By Our Correspondent
November 15, 2022

Islamabad:Over 0.204 million candidates sat the Medical and Dental Colleges Admission Test (MDCAT) through federal and provincial public sector universities, said the Pakistan Medical Commission on Monday.

According to PMC President Prof. Dr. Noshad Ahmad Shaikh, 204,253 youth appeared in the test, including 203,791 in the countrywide centres and 461 in those of the UAE and Saudia Arabia.

The minimum pass percentage in the paper-based MDCAT is 65 for admission to medical colleges and 55 for admission to dental colleges. The candidates total 83,142 in Punjab, 46,229 in Khyber Pakhtunkhwa, 43,994 in Sindh, 17,825 in Islamabad, 9,238 in Baluchistan, 2,718 in Azad Jammu & Kashmir, 645 in Gilgit, 240 in the UAE and 222 in Saudi Arabia.

The PMC president said the MDCAT was conducted in the following cities Islamabad, Rawalpindi, Lahore, Multan, Faisalabad, Bahawalpur, Gujranwala, Sahiwal, Sialkot, DG Khan, Karachi, Jamshoro, Dera Ismail Khan, Malakand, Nawabshah, Khairpur, Swat, Swabi, Peshawar, Mardan, Kohat, Bannu, Abbottabad, Quetta, Gilgit, Muzaffarabad, and Mirpur, and that he supervised the test in Gilgit, which was held for the first time.

He added that special assistance had also been provided to a few handicapped candidates who required help to fill out answer sheets. Prof. Dr. Noshad said it was the right of all students to fulfill their wishes and it is our responsibility to help them to fulfill their dreams.

He said the students were provided with the best facilities for the exam. Federal health minister Abdul Qadir Patel appreciated the PMC for 'maintaining the best standards for successfully holding the MDCAT. He said vice-chancellors and examination heads of all public sector medical universities also did a better job to ensure transparency in exams.

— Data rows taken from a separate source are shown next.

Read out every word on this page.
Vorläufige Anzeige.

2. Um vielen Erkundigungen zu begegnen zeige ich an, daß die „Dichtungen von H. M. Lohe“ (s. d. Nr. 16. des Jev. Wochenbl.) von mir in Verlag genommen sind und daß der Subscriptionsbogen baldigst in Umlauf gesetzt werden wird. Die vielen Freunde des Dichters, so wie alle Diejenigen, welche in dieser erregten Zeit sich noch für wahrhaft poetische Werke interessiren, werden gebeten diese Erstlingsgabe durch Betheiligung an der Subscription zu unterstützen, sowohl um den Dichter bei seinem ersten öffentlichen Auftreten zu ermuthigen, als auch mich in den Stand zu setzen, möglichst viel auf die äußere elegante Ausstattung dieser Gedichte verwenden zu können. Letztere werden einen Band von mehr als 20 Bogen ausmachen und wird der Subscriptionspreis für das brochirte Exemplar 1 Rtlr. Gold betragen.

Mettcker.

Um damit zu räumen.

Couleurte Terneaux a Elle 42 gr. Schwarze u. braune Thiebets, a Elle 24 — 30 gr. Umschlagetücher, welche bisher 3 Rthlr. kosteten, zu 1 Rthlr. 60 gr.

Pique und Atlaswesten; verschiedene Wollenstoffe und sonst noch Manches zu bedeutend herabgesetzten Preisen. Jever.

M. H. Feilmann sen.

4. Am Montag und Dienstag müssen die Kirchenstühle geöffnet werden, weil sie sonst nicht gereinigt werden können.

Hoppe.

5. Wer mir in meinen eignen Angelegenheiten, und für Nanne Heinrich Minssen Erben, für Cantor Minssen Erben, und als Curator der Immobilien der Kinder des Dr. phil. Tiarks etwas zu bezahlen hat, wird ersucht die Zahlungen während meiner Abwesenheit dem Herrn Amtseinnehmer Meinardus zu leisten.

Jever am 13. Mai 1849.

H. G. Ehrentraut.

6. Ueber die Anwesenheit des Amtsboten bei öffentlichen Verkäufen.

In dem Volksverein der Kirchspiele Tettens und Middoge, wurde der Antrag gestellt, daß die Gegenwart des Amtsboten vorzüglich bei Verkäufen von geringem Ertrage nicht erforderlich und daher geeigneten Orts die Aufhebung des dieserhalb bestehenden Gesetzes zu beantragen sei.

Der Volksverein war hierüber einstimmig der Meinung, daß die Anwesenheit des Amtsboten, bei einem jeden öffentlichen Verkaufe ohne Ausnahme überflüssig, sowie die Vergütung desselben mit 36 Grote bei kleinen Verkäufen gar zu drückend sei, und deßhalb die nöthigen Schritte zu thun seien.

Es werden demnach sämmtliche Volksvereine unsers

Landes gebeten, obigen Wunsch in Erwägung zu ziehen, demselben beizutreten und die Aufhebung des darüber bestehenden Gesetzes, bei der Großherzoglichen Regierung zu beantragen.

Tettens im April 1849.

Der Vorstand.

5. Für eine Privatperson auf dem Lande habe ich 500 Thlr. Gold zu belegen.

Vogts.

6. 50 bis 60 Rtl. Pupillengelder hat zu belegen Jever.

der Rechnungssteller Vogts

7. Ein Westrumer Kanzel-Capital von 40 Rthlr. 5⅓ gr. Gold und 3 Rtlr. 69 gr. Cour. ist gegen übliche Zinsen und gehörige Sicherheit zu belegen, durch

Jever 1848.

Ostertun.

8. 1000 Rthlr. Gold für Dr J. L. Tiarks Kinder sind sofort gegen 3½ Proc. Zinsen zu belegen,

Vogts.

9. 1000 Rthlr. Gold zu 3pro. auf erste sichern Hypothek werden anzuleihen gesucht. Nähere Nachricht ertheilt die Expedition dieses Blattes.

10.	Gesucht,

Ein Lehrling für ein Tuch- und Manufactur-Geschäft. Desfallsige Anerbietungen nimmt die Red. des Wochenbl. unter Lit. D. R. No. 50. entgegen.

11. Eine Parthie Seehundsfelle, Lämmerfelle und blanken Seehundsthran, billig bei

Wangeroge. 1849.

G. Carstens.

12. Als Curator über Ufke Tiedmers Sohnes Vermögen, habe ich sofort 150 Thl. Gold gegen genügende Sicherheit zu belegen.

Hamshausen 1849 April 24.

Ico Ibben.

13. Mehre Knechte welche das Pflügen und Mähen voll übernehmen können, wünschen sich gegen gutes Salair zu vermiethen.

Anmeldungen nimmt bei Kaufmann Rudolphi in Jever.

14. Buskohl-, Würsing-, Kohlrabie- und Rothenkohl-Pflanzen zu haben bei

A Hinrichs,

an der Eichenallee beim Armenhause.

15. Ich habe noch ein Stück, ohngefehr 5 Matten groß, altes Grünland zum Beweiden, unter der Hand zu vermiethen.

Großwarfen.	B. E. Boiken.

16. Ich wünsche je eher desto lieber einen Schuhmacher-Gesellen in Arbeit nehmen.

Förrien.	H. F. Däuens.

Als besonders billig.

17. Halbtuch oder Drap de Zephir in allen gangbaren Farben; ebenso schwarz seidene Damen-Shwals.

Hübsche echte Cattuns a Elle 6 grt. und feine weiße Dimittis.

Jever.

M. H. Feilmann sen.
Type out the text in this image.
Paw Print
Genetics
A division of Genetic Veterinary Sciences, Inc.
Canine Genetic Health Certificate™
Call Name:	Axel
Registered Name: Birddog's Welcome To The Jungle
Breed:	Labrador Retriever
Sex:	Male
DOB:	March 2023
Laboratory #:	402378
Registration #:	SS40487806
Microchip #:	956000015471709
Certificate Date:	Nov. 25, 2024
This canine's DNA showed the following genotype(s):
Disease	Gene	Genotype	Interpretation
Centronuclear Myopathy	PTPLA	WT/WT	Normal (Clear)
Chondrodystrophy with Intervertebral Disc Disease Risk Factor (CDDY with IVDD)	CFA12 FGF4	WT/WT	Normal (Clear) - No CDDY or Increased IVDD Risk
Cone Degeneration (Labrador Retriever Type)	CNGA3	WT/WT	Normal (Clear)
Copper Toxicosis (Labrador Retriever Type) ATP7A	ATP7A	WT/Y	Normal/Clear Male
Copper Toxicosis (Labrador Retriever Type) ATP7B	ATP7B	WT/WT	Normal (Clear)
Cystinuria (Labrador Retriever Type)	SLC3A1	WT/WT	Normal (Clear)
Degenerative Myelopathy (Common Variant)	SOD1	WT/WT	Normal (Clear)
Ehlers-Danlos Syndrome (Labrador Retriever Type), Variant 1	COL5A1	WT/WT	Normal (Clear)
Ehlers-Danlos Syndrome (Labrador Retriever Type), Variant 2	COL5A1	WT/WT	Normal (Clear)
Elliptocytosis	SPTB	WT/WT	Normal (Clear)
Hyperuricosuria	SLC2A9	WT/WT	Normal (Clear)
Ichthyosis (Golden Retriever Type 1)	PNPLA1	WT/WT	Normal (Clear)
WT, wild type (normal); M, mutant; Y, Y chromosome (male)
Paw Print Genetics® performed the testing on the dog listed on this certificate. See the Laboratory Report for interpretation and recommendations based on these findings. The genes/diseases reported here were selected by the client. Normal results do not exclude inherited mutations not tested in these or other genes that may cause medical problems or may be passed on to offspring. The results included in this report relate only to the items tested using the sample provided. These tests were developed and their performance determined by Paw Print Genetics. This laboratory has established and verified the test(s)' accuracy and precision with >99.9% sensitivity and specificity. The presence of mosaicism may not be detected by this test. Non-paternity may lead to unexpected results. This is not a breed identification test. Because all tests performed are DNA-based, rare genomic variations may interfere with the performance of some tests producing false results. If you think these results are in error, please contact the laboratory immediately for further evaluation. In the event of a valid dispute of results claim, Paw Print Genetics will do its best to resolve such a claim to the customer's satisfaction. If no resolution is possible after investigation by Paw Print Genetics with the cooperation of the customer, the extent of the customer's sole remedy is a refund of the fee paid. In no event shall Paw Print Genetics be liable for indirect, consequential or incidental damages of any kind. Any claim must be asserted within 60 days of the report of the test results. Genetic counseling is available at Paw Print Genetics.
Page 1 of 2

"The original task mandated by the federal government was to ensure that the MDCAT test is held in a transparent manner which could not be done during the previous regime due to shady practices now being investigated by the FIA. The current [PMC] Council has given these exams to public sector medical universities that proved that giving exams to private entities is controversial and raises doubts of students and parents,” he said.